Ensuite, reprenant le sentier, il faudra descendre légèrement vers la « Baume Sourne » (grotte sombre) que Pagnol n’évoque pas dans ses souvenirs.
Après Baume Sourne il faut poursuivre la descente dans le vallon de Précatori puis dans le vallon de Passe temps qui lui fait suite, celui-là même où Joseph est censé avoir tué les deux bartavelles. Censé parce que l’histoire très belle a probablement été inventée par Marcel Pagnol. Certainement un rêve de l’enfant qui voulait tant que son père « ce héros » fit mieux que l’oncle Jules dont les récits cynégétiques excitèrent l’imagination du jeune Marcel.
La randonnée se poursuit par une montée vers le col d’Aubignane. On quitte là les souvenirs d’enfance pour arriver sur les lieux de tournage de quelques uns des films de Marcel Pagnol. Aubignane est le nom que Jean Giono à donné au village fictif (dans la réalité Redortier) ou se situe son roman Regain. Faux village que Marcel Pagnol a fait construire par Marius Brouquier sur la barre du Saint Esprit pour tourner Regain (le regain c’est l’herbe qui repousse dans une prairie après la première coupe) Village mort ou ne vit plus que Panturle son dernier habitant mais qui après avoir séduit Arsule va faire renaître Aubignane.
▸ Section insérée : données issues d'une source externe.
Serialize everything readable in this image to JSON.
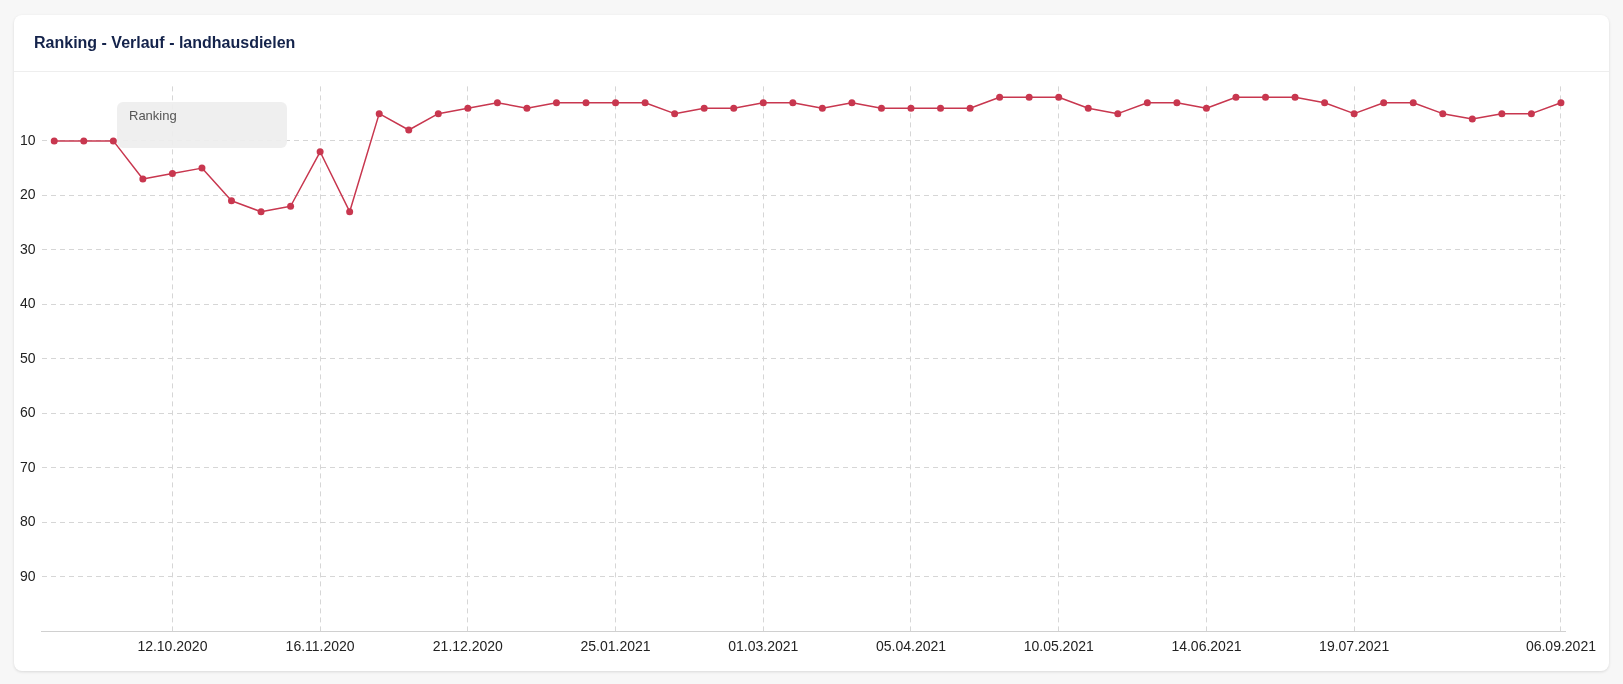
{
  "chart_data": {
    "type": "line",
    "title": "Ranking - Verlauf - landhausdielen",
    "annotations": [
      "Ranking"
    ],
    "x": [
      "2020-09-14",
      "2020-09-21",
      "2020-09-28",
      "2020-10-05",
      "2020-10-12",
      "2020-10-19",
      "2020-10-26",
      "2020-11-02",
      "2020-11-09",
      "2020-11-16",
      "2020-11-23",
      "2020-11-30",
      "2020-12-07",
      "2020-12-14",
      "2020-12-21",
      "2020-12-28",
      "2021-01-04",
      "2021-01-11",
      "2021-01-18",
      "2021-01-25",
      "2021-02-01",
      "2021-02-08",
      "2021-02-15",
      "2021-02-22",
      "2021-03-01",
      "2021-03-08",
      "2021-03-15",
      "2021-03-22",
      "2021-03-29",
      "2021-04-05",
      "2021-04-12",
      "2021-04-19",
      "2021-04-26",
      "2021-05-03",
      "2021-05-10",
      "2021-05-17",
      "2021-05-24",
      "2021-05-31",
      "2021-06-07",
      "2021-06-14",
      "2021-06-21",
      "2021-06-28",
      "2021-07-05",
      "2021-07-12",
      "2021-07-19",
      "2021-07-26",
      "2021-08-02",
      "2021-08-09",
      "2021-08-16",
      "2021-08-23",
      "2021-08-30",
      "2021-09-06"
    ],
    "series": [
      {
        "color": "#c8374f",
        "values": [
          10,
          10,
          10,
          17,
          16,
          15,
          21,
          23,
          22,
          12,
          23,
          5,
          8,
          5,
          4,
          3,
          4,
          3,
          3,
          3,
          3,
          5,
          4,
          4,
          3,
          3,
          4,
          3,
          4,
          4,
          4,
          4,
          2,
          2,
          2,
          4,
          5,
          3,
          3,
          4,
          2,
          2,
          2,
          3,
          5,
          3,
          3,
          5,
          6,
          5,
          5,
          3
        ]
      }
    ],
    "xlim": [
      "2020-09-11",
      "2021-09-07"
    ],
    "xticks": [
      {
        "value": "2020-10-12",
        "label": "12.10.2020"
      },
      {
        "value": "2020-11-16",
        "label": "16.11.2020"
      },
      {
        "value": "2020-12-21",
        "label": "21.12.2020"
      },
      {
        "value": "2021-01-25",
        "label": "25.01.2021"
      },
      {
        "value": "2021-03-01",
        "label": "01.03.2021"
      },
      {
        "value": "2021-04-05",
        "label": "05.04.2021"
      },
      {
        "value": "2021-05-10",
        "label": "10.05.2021"
      },
      {
        "value": "2021-06-14",
        "label": "14.06.2021"
      },
      {
        "value": "2021-07-19",
        "label": "19.07.2021"
      },
      {
        "value": "2021-09-06",
        "label": "06.09.2021"
      }
    ],
    "ylim": [
      100,
      0
    ],
    "yticks": [
      10,
      20,
      30,
      40,
      50,
      60,
      70,
      80,
      90
    ],
    "grid": true,
    "marker": "circle",
    "line_style": "solid",
    "legend": false
  }
}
Il ne reste plus aujourd’hui qu’une seule maison du village construit par Brouquier , justement la maison de Panturle. Marius Brouquier ami de Pagnol, maçon de son état est devenu au fil des ans décorateur de la plupart des films de Pagnol.
Petit arrêt au passage devant les restes de « Maison d’Angèle » un autre film de Pagnol tiré d’un roman de Jean Giono : Un de Baumugnes. Ce film marque la première rencontre entre Pagnol et Fernandel qui donnera là l’un de ses plus grands rôles dans le valet de ferme Saturnin. Angèle est interprétée par Orane Demazis.
Giono ne sera pas satisfait des films de Pagnol. Il voit dans Angèle une trahison. « J’ai été frappé par Angèle comme d’un coup de bâton en pleine figure », écrit-il à son ami Louis Brun. C’est surtout « La femme du Boulanger » une nouvelle extraite de Jean le Bleu qui scellera la brouille entre les deux hommes. Brouille qui ira jusqu’au procès Giono se considère pillé par un margoulin et réclame des dommages et intérêts importants. En 1941 le tribunal de Marseille donnera acte à Pagnol de son droit à signer en solitaire un travail accompli seul, et accorde à Giono ses droits d’auteur. Conséquence du différent, il n’y aura plus de films signés « Pagnol d’après Giono ». Finalement les deux hommes se réconcilieront. Pagnol proclamera que Giono « est le plus grand écrivain français contemporain. » Giono flatté à pardonné. Un beau jour, sur le plateau de Ganagobie, où Pagnol tourne un épisode des « Lettres de mon moulin » son dernier film, Jean Giono, venu en voisin tombe dans les bras de Marcel. La brouille avait duré 16 ans
Il ne reste plus, alors, qu’à redescendre vers La Treille. On peut terminer ce voyage au pays d’enfance de Marcel Pagnol par un crochet au cimetière. Sur sa tombe on peut lire cette épitaphe empruntée à Virgile : FONTES AMICOS UXORUM DILEXIT (Il a aimé les sources, ses amis, sa femme). J’ajouterais, « ses femmes ».
Ce qui fait que l’œuvre écrite de Pagnol a eu un retentissement universel malgré sa très forte identité provençale, voire marseillaise, c’est qu’elle raconte des histoires d’hommes.